Mon Apr 11 08:16:02 UTC 2022

Dne 11. 04. 22 v 0:03 Demi Marie Obenour napsal(a):
> For quite a while, I have wanted to write a tool to manage thin volumes
> that is not based on LVM.  The main thing holding me back is that the
> current dm-thin interface is extremely error-prone.  The only per-thin
> metadata stored by the kernel is a 24-bit thin ID, and userspace must
> take great care to keep that ID in sync with its own metadata.  Failure
> to do so results in data loss, data corruption, or even security
> vulnerabilities.  Furthermore, having to suspend a thin volume before
> one can take a snapshot of it creates a critical section during which
> userspace must be very careful, as I/O or a crash can lead to deadlock.
> I believe both of these problems can be solved without overly
> complicating the kernel implementation.

Hi

These things are coming with initial design of whole DM world - where there is 
a split of complexity between kernel & user-space. So projects like btrfs, 
ZFS, decided to go the other way and create a monolithic 'all-in-one' 
solution, where they avoid some problems related with communication between 
kernel & user-space - but at the price of having a pretty complicated and very 
hard to devel & debug  kernel code.

So let me explain one of the reasons, we have this logic with suspend is this 
basic principle:

write new lvm metadata ->  suspend (with all table preloads) ->  commit  new 
lvm2 metadata -> resume

with this we ensure the user space maintain the only valid 'view' of metadata.
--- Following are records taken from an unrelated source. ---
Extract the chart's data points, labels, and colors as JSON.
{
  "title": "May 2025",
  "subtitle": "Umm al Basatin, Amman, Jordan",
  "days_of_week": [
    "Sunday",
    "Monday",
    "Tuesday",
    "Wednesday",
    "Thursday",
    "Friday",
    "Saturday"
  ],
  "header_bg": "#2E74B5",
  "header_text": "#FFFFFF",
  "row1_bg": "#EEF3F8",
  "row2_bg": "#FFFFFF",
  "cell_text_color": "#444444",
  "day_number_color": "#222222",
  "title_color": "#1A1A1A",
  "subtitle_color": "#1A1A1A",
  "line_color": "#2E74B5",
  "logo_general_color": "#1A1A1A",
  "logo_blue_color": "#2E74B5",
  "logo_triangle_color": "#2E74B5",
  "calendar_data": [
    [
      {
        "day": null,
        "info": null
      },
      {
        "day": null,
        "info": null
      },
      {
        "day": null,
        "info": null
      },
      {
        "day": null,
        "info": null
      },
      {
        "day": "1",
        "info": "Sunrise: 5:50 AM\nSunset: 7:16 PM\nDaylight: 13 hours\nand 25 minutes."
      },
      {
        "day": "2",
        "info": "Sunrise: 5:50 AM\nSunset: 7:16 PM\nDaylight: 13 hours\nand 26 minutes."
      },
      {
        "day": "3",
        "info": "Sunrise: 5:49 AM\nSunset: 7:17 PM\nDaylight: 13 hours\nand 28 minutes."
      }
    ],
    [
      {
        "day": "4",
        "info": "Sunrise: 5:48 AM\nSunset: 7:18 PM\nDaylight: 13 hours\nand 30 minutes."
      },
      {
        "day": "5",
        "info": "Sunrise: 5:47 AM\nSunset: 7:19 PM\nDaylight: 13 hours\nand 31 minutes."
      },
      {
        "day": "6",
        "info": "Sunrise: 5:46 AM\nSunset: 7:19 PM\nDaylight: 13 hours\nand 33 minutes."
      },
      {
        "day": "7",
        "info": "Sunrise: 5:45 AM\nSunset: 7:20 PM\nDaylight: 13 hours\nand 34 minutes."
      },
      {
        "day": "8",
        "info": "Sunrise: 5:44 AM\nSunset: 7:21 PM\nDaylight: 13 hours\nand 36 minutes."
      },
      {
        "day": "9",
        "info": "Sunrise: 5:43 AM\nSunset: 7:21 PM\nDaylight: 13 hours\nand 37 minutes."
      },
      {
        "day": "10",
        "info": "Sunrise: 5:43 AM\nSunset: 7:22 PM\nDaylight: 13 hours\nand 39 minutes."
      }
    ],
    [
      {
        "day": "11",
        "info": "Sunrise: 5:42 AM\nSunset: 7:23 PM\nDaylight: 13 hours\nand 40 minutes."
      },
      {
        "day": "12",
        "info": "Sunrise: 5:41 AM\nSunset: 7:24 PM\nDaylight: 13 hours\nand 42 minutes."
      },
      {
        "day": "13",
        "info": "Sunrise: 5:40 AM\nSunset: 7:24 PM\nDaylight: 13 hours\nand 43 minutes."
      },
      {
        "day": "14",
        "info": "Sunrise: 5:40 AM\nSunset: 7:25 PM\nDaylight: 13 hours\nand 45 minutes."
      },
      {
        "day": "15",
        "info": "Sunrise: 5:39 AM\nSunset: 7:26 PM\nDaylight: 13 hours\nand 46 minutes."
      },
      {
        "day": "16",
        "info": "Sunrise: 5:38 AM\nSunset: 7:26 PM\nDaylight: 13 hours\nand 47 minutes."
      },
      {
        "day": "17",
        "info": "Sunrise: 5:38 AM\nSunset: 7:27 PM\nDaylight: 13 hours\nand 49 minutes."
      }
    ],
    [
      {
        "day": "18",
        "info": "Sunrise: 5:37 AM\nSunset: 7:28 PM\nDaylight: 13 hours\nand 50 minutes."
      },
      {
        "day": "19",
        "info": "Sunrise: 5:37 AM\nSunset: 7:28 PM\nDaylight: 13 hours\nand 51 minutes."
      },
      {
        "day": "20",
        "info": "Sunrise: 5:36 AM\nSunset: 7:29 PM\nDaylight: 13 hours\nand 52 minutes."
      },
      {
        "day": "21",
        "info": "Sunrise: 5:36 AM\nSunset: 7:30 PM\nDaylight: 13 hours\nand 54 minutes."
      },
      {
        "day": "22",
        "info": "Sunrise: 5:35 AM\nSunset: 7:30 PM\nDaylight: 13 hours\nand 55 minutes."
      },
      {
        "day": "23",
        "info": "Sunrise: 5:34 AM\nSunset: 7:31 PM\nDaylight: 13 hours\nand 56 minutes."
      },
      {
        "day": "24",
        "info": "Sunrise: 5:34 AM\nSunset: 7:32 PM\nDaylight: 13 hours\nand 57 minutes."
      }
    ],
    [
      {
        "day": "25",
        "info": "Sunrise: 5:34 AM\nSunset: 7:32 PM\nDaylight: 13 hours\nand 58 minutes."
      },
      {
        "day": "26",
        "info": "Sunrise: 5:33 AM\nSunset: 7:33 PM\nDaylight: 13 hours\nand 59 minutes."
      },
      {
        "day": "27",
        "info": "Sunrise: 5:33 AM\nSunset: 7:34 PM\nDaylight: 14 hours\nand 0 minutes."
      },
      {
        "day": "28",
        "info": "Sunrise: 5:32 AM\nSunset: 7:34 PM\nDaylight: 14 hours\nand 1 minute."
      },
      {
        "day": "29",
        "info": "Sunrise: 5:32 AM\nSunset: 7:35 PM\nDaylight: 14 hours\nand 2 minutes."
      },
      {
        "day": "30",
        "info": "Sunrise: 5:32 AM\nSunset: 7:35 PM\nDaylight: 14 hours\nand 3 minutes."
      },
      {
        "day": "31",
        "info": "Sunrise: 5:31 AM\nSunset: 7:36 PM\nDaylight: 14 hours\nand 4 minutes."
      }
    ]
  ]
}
Your proposal actually breaks this sequence and would move things to the state 
of  'guess at which states we are now'. (and IMHO presents much more risk than 
virtual problem with suspend from user-space - which is only a problem if you 
are using suspended device as 'swap' and 'rootfs' - so there are very easy 
ways how to orchestrate your LVs to avoid such problems).

Basically you are essentially wanting to move whole management into kernel for 
some not so great speed gains (related to the rest of the running system (and 
you can certainly do that by writing your own kernel module to manage your 
ratehr unique software problem)

But IMHO creation and removal of thousands of devices in very short period of 
time rather suggest there is something sub-optimal in your original software 
design as I'm really having hard time imagining why would you need this ?

If you wish to operate lots of devices - keep them simply created and ready - 
and eventually blkdiscard them for next device reuse.

I'm also unsure from where would arise any special need to instantiate  that 
many snapshots -  if there is some valid & logical purpose -   lvm2 can have 
extended user space API to create multiple snapshots at once maybe (so i.e.    
create  10 snapshots   with      name-%d  of a single thinLV)

Not to mentioning operating that many thin volumes from a single thin-pool is 
also nothing close to high performance goal you try to reach...

Regards

Zdenek